The New York Knicks came up short of their goal this season, which was to win a championship. In many ways, though, the team’s 2013 campaign was a success. The Knicks won the Atlantic division, won 54 games and proved that they are finally back—in the sense that they can be perennial contenders in the coming years.
New York led the league in three-pointers attempted and three-pointers made per game, and it ranked fourth in three-point shooting percentage (up from 21st from two seasons ago). The Knicks improved their ranking in all of those categories.
And they did so in a down year by their best long-range threat.
Steve Novak was awesome last season—every shot that he put up seemed like it was going to go in. That wasn't the case, but he was the league's top three-point shooter. This season, Novak was good, but not great. In 2014, the Knicks will need that sensational, crowd-electrifying player that earned a four year, $15 million contract last season coming off their bench.
Novak’s numbers went down across the board this year, especially his three-point shooting. His total shot attempts, three-point attempts, field-goal percentage, three-point percentage and points per game all dipped from last season (via ESPN).
Defenses around the league made adjustments after getting torched the first time around, and it isn’t hard to shut down a player who is, for the most part, entirely one-dimensional.
Novak can shoot—there is absolutely no debating that. In the offseason, though, he needs to work on a couple of things.
The first is using his dribble. When closing out on him, defenders throw themselves at Novak and he simply throws a dart back to Anthony or Raymond Felton and then tries to get open again. If he can develop the ability to pump fake, take a step in and hit the shot, he will not only improve his offensive production, he’ll improve his efficiency because he’ll be getting himself cleaner looks.
The next improvement Novak needs to make pertains to his defense. He minimizes the amount of time that Mike Woodson can leave him on the court because of the fact that he’s a liability on the defensive end.

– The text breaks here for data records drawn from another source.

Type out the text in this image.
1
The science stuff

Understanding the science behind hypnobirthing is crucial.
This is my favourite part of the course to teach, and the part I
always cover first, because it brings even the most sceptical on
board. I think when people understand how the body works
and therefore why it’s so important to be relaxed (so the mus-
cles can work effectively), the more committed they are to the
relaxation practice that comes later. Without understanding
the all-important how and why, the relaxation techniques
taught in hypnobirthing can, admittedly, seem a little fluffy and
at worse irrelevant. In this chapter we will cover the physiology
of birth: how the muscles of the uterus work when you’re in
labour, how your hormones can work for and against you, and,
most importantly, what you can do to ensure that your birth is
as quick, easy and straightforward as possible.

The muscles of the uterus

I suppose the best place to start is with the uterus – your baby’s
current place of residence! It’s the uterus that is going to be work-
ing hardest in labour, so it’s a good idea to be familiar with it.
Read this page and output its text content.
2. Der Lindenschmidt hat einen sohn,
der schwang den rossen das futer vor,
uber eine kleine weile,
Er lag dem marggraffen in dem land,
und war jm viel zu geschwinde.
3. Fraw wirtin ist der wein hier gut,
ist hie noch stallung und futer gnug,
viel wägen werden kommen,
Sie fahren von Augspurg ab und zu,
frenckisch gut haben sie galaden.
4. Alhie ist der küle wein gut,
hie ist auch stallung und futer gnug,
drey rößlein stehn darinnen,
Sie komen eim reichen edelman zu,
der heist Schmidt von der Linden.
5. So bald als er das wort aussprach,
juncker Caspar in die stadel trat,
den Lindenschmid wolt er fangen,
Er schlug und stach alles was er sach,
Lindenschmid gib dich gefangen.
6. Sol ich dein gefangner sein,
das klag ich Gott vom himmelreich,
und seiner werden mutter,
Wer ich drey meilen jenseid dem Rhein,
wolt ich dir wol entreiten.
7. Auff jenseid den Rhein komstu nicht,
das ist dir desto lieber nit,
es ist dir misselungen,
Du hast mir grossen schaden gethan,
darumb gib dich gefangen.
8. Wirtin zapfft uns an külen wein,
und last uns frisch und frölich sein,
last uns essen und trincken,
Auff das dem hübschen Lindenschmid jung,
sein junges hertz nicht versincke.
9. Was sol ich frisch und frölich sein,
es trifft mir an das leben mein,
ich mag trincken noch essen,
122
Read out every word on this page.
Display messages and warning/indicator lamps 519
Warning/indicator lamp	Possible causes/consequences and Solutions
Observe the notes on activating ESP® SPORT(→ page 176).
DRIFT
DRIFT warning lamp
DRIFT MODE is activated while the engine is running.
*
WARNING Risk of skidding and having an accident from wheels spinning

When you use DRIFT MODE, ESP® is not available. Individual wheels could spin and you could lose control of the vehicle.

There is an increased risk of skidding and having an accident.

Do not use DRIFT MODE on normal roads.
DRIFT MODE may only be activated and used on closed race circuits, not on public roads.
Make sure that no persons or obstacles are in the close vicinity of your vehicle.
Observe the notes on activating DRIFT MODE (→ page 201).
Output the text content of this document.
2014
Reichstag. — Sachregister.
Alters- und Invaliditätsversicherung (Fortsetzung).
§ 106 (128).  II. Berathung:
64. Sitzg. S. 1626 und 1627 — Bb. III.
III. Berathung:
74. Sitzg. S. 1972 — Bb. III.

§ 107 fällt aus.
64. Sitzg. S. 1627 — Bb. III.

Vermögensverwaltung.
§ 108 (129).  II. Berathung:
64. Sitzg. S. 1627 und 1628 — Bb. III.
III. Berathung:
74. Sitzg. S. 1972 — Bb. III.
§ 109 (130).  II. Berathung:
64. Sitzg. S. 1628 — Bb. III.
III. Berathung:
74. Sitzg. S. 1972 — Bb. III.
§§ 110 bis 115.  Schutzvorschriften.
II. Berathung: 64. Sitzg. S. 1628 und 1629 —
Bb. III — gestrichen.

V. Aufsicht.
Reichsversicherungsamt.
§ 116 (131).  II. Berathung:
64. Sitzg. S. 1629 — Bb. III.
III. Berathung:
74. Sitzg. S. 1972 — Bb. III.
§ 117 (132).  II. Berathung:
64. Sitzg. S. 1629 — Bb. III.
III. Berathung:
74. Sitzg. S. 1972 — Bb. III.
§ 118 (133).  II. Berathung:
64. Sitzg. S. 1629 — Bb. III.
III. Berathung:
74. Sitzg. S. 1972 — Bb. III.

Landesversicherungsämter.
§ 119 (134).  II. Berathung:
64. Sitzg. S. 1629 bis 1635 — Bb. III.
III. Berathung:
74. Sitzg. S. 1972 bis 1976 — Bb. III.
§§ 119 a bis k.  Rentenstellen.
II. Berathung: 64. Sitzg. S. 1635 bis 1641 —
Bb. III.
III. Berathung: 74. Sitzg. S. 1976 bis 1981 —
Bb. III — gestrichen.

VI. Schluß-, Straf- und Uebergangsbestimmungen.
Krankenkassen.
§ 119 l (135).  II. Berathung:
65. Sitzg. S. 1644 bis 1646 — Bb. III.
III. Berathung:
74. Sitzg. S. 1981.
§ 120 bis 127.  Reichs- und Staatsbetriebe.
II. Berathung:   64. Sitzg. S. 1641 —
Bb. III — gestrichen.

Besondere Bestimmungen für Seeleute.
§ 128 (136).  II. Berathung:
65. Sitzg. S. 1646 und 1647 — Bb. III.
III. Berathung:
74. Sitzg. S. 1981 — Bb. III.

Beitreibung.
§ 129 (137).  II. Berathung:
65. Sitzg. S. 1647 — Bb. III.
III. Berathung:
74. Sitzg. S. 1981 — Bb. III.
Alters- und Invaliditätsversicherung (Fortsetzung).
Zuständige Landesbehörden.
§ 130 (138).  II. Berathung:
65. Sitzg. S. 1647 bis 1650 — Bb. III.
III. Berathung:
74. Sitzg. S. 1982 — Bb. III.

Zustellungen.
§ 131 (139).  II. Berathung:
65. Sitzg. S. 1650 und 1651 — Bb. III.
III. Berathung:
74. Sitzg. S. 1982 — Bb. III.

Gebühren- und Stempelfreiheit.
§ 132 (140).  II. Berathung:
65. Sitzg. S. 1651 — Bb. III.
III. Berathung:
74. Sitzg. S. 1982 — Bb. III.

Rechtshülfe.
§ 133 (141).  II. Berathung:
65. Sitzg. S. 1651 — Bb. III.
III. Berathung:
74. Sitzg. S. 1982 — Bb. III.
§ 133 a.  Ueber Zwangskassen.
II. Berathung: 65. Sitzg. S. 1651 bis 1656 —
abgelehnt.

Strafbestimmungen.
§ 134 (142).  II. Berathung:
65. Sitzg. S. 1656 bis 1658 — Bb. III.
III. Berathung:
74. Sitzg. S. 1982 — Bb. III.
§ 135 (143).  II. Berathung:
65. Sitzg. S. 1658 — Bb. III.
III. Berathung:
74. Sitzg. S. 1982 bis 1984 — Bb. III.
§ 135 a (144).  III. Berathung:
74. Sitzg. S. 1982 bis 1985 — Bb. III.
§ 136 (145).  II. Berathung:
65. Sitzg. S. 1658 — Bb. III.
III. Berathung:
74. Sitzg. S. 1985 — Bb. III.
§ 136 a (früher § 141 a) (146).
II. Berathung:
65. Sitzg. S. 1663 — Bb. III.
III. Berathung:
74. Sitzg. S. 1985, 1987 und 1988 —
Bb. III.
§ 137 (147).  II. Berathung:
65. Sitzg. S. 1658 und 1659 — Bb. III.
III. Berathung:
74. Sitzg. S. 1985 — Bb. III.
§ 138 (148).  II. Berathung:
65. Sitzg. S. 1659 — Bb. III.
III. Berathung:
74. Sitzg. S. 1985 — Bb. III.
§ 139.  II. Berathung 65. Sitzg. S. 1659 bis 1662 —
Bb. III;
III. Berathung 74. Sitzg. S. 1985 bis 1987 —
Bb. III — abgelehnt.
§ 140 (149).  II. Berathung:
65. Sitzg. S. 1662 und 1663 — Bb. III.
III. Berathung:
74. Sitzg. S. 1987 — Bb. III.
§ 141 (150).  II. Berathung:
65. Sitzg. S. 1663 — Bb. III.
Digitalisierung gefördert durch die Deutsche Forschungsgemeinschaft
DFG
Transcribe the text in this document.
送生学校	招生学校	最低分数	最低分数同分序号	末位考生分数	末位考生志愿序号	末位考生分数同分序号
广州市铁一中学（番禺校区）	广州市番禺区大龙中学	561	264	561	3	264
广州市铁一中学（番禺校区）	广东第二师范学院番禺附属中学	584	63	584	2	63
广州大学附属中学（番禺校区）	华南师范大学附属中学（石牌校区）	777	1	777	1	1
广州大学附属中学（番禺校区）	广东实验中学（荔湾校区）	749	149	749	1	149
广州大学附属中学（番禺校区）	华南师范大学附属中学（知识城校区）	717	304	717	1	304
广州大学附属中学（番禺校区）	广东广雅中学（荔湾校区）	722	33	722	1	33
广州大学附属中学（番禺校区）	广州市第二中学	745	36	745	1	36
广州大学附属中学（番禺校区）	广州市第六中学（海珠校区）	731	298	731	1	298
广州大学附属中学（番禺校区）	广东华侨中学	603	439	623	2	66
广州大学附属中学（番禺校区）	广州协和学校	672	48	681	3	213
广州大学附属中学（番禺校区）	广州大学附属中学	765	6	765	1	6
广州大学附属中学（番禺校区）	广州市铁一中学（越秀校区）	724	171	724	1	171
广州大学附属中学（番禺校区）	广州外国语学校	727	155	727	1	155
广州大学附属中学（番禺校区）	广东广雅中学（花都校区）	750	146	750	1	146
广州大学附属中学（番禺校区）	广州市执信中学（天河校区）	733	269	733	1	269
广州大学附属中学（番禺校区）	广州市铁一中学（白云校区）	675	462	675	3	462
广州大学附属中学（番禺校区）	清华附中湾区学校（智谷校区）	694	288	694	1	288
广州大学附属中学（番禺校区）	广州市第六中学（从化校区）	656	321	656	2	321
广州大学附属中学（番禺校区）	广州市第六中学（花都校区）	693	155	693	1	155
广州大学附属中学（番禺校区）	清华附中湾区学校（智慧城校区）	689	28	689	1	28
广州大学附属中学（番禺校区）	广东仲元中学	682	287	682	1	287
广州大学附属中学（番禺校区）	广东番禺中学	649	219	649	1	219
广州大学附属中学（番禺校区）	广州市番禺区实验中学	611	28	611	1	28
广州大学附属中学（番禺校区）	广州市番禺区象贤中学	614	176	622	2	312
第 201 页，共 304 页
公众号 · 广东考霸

When he’s hitting shots on offense the team can deal with it, but he had his minutes reduced from 20.3 in the regular season to 5.6 per game in the playoffs (although part of that can be attributed to his struggles with a back injury).
If Novak improves his ball-handling, defense and his overall game in the offseason, he will make himself a huge asset to a team that revolves around long-range shooting and is looking to go even further in 2014 than it did this season.